Avec Melissa Benoist, Mehcad Brooks, Calista Flockhart, Chyler Leigh

Pays : Etats-Unis

Genre : Super-Héros

Nombre d’Episodes : 20

Résumé :

Les aventures de Kara Zor-El, la cousine de Superman, alias Supergirl. A 24 ans, la jeune femme, qui mène sa vie en marge de celle de son célèbre cousin, se sent impuissante face à ses pouvoirs extraordinaires qu’on lui a appris à ne pas utiliser. Employée dans un grand média de National City, elle va se retrouver à mener une double vie pour combattre le crime dans sa ville.

Avis :

L’univers des super-héros connait un essor sans précédent ces dernières années, notamment grâce à l’avènement des effets spéciaux. Si auparavant, faire voler des hommes était visible et devenait vite ridicule, les producteurs et les réalisateurs n’ont plus ce problème là avec le numérique.
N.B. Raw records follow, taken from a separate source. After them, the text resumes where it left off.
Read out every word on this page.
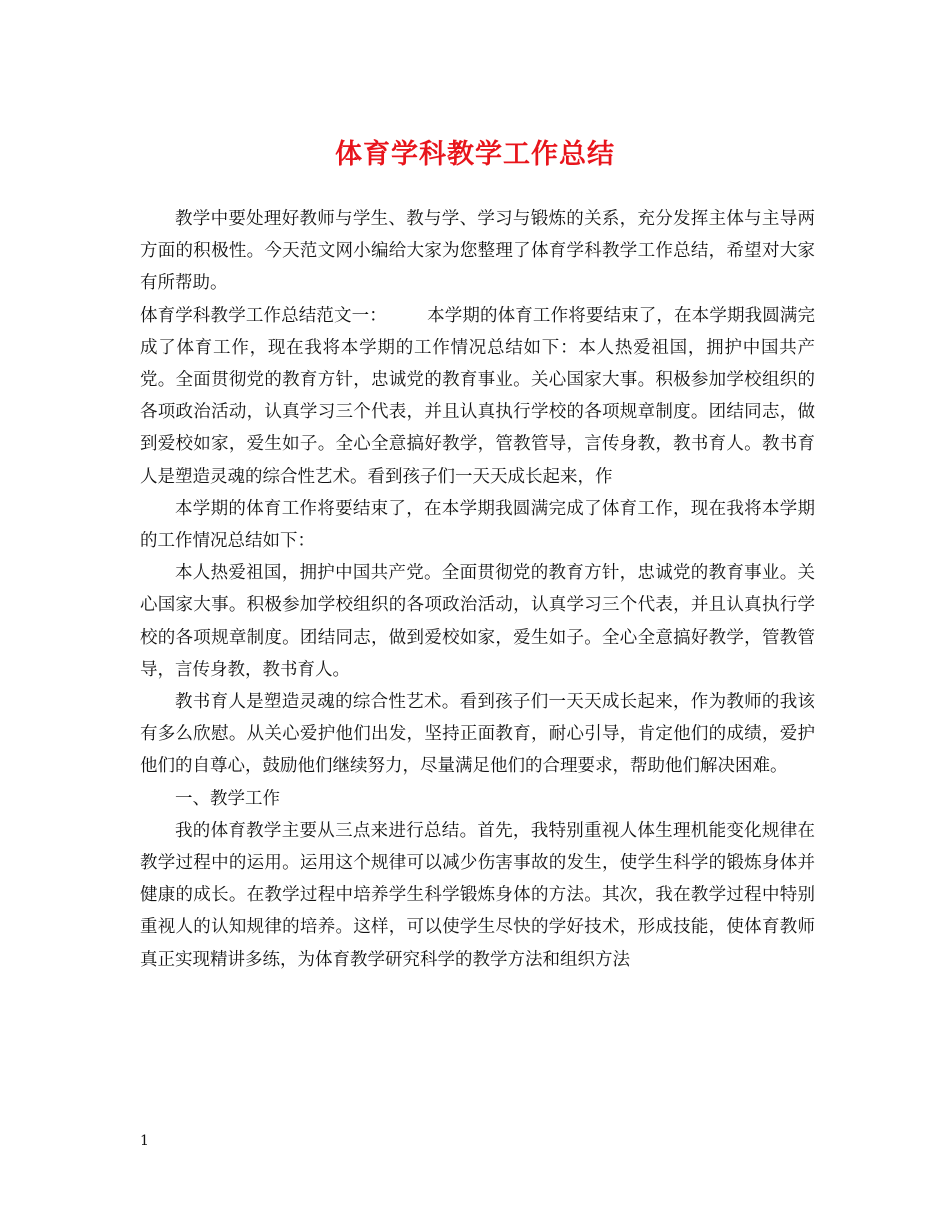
体育学科教学工作总结

教学中要处理好教师与学生、教与学、学习与锻炼的关系，充分发挥主体与主导两方面的积极性。今天范文网小编给大家为您整理了体育学科教学工作总结，希望对大家有所帮助。

体育学科教学工作总结范文一： 本学期的体育工作将要结束了，在本学期我圆满完成了体育工作，现在我将本学期的工作情况总结如下：本人热爱祖国，拥护中国共产党。全面贯彻党的教育方针，忠诚党的教育事业。关心国家大事。积极参加学校组织的各项政治活动，认真学习三个代表，并且认真执行学校的各项规章制度。团结同志，做到爱校如家，爱生如子。全心全意搞好教学，管教管导，言传身教，教书育人。教书育人是塑造灵魂的综合性艺术。看到孩子们一天天成长起来，作

本学期的体育工作将要结束了，在本学期我圆满完成了体育工作，现在我将本学期的工作情况总结如下：

本人热爱祖国，拥护中国共产党。全面贯彻党的教育方针，忠诚党的教育事业。关心国家大事。积极参加学校组织的各项政治活动，认真学习三个代表，并且认真执行学校的各项规章制度。团结同志，做到爱校如家，爱生如子。全心全意搞好教学，管教管导，言传身教，教书育人。

教书育人是塑造灵魂的综合性艺术。看到孩子们一天天成长起来，作为教师的我该有多么欣慰。从关心爱护他们出发，坚持正面教育，耐心引导，肯定他们的成绩，爱护他们的自尊心，鼓励他们继续努力，尽量满足他们的合理要求，帮助他们解决困难。

一、教学工作

我的体育教学主要从三点来进行总结。首先，我特别重视人体生理机能变化规律在教学过程中的运用。运用这个规律可以减少伤害事故的发生，使学生科学的锻炼身体并健康的成长。在教学过程中培养学生科学锻炼身体的方法。其次，我在教学过程中特别重视人的认知规律的培养。这样，可以使学生尽快的学好技术，形成技能，使体育教师真正实现精讲多练，为体育教学研究科学的教学方法和组织方法

1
Nouvelle mythologie de nos chères têtes blondes, les super-héros de comics ont remplacé peu à peu les dieux grecs et romains afin de s’installer tranquillement au panthéon des références culturelles populaires. Et si le cinéma s’est vite vu le médium idéal pour mettre en mouvement les planches de comics existant depuis la fin des années 30 (Superman date de 1938 et Batman de 1939), la télé a trouvé le créneau pour parfaire ces univers ou proposer une vision parallèle plus humaine.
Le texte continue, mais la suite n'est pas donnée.